We're All Traders Now
Note: This post is an updated and expanded version of an article I originally wrote a few months back.
At the time I’m writing this, one Bitcoin is worth about $94,000 USD. But if you’re sitting in Istanbul, that same Bitcoin is worth 4.1 million Turkish lira. If you’re in Lagos, it’s 184 million Nigerian naira.
Same asset, wildly different realities.
Even with the market cooling off significantly in Q4, 2025 has been a massive year for crypto. For Americans, Bitcoin is actually down about ~5% due to a Q4 pullback - but in Turkey? It’s up nearly 240%. When your local currency is melting, "volatility" looks a lot like "insurance."
This isn’t just pointing out differentials in exchange rates - it’s a sign of a much bigger shift: that "money" isn't a physical thing anymore. Money is simply data.
The Death of the Bill Fold People still talk about "cash," but physical money is basically a ghost. Only about 8% of the world’s money exists as actual bills or coins. The other 92% of "cash" exists entirely an entries in databases—numbers on a screen, bits moving through a wire.
In other words - your net worth and mine isn't a stack of hundreds in a vault; it's a line of code in a bank’s ledger or a record on a blockchain. Even that $20 bill in your pocket only works because we’ve all agreed to pretend that specific piece of paper has value. It’s a social contract, not a physical reality.
Stablecoins: The New Plumbing A year or two ago, "stablecoins" were a niche crypto term. In 2025, they’re on track to process $18 trillion. That’s more than the volume of Visa and Mastercard combined.
This isn't "experimental" anymore—it’s the new plumbing of the global economy. Stablecoins are faster, cheaper, and they don't care about borders or bank holidays. They bypass the massive "interchange fees" that credit card companies live on. This is why you see the US passing the GENIUS Act and Europe implementing MiCA. Governments aren't trying to stop digital cash anymore; they’re trying to make sure they still have a seat at the table.
Programmable Money Bitcoin proved that you don't need a government to make money "real"—you just need consensus. If enough people agree a ledger entry has value, it has value.
But now, we’re taking it a step further: we’re making money programmable. We have platforms like J.P. Morgan’s Onyx that move money automatically when certain conditions are met. We have smart contracts where the money essentially has its own "brain." Money is becoming code that can move itself, tax itself, or even expire if it isn't used.

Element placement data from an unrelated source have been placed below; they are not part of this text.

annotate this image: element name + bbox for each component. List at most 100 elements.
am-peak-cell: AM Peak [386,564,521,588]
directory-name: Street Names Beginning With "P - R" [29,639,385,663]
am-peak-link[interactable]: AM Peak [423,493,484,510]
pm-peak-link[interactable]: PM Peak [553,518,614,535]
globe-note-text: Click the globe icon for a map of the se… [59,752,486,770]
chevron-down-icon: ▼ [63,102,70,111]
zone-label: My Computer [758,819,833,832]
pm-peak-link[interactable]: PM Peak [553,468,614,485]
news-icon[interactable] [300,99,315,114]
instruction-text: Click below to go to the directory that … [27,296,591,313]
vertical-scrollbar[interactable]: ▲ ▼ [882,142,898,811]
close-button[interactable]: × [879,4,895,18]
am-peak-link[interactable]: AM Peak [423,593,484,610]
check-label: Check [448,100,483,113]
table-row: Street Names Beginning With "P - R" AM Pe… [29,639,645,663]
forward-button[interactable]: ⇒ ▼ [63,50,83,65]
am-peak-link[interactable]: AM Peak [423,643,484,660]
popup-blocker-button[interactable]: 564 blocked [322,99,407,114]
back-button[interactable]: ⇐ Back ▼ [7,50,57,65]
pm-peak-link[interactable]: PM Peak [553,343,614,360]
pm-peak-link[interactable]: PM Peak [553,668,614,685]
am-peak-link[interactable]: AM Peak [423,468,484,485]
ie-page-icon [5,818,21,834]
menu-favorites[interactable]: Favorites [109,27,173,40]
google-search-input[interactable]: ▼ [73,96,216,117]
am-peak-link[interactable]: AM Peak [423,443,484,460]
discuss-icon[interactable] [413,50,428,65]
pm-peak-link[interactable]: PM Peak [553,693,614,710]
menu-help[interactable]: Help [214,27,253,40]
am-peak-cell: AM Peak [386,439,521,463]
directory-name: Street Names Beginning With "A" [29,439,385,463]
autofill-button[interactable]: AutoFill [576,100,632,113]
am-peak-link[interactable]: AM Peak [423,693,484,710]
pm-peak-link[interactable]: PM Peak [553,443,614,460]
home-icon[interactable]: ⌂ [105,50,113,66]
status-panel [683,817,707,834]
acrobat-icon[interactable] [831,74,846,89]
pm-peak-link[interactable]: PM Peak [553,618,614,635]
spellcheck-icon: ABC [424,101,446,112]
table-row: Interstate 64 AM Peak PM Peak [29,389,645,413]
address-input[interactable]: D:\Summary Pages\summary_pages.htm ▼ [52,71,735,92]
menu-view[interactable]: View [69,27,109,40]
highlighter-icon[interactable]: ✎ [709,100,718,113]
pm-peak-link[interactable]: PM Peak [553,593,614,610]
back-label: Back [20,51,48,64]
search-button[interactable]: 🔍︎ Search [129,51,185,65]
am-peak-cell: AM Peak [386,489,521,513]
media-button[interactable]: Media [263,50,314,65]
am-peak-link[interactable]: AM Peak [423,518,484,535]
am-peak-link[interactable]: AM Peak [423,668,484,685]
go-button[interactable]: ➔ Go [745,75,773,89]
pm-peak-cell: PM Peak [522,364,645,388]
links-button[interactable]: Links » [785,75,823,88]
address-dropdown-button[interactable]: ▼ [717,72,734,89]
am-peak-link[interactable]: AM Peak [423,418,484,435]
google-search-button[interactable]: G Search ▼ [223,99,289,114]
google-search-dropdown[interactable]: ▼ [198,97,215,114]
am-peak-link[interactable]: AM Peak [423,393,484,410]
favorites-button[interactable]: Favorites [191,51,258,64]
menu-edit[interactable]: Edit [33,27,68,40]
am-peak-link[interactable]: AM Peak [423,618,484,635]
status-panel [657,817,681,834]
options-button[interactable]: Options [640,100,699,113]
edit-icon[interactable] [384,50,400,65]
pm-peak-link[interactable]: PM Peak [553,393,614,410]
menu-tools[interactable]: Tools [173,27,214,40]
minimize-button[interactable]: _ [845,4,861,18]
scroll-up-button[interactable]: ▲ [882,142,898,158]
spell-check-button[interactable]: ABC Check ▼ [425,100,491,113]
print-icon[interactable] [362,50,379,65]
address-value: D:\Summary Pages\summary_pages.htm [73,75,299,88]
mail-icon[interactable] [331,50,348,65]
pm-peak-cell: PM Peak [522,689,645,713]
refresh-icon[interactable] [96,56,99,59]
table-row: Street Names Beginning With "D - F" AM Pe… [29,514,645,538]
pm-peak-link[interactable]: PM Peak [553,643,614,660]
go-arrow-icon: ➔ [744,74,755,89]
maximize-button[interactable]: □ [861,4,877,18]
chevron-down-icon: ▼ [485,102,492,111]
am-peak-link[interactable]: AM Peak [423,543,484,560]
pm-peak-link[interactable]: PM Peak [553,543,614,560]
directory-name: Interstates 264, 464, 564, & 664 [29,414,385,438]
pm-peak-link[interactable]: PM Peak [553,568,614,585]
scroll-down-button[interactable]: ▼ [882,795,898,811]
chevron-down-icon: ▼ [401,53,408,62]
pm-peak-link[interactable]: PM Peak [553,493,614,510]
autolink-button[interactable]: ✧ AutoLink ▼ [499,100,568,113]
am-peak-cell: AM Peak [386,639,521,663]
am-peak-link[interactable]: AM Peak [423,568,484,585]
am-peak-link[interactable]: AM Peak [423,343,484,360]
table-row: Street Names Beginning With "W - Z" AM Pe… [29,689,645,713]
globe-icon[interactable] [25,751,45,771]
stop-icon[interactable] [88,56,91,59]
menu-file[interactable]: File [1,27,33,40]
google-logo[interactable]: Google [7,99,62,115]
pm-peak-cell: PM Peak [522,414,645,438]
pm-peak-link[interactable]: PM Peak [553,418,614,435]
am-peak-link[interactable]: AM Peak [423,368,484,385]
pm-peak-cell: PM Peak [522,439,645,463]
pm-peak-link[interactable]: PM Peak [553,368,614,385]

The Money Matrix Even the people in charge are admitting the game has changed. Jerome Powell calls Bitcoin "digital gold." Central banks are realizing that the US dollar's total dominance isn't a law of nature—it’s just a trend that might be ending.
Once you stop seeing money as "cash" and start seeing it as a "data stream," everything changes. Geography starts to matter less than which network you trust. Your financial reality depends entirely on which ledger you decide to live in.
We’re All Traders Now This is where it gets really interesting. Because money is now data, and we have AI that can process data in milliseconds, the "average person" now has tools that used to be reserved for high-frequency hedge funds.
We can see the gaps between different currencies and different realities in real-time. With 137 countries building their own digital currencies (CBDCs), we aren't just digitizing the dollar or the euro—we are completely reimagining what value even is.
The question isn't if money will become entirely digital and relative. We’re already there. Your wealth depends less on what you "own" and more on what kind of data you're holding.
Like it or not, the era of "set it and forget it" money is over. We’re all traders now. And we’re just getting started.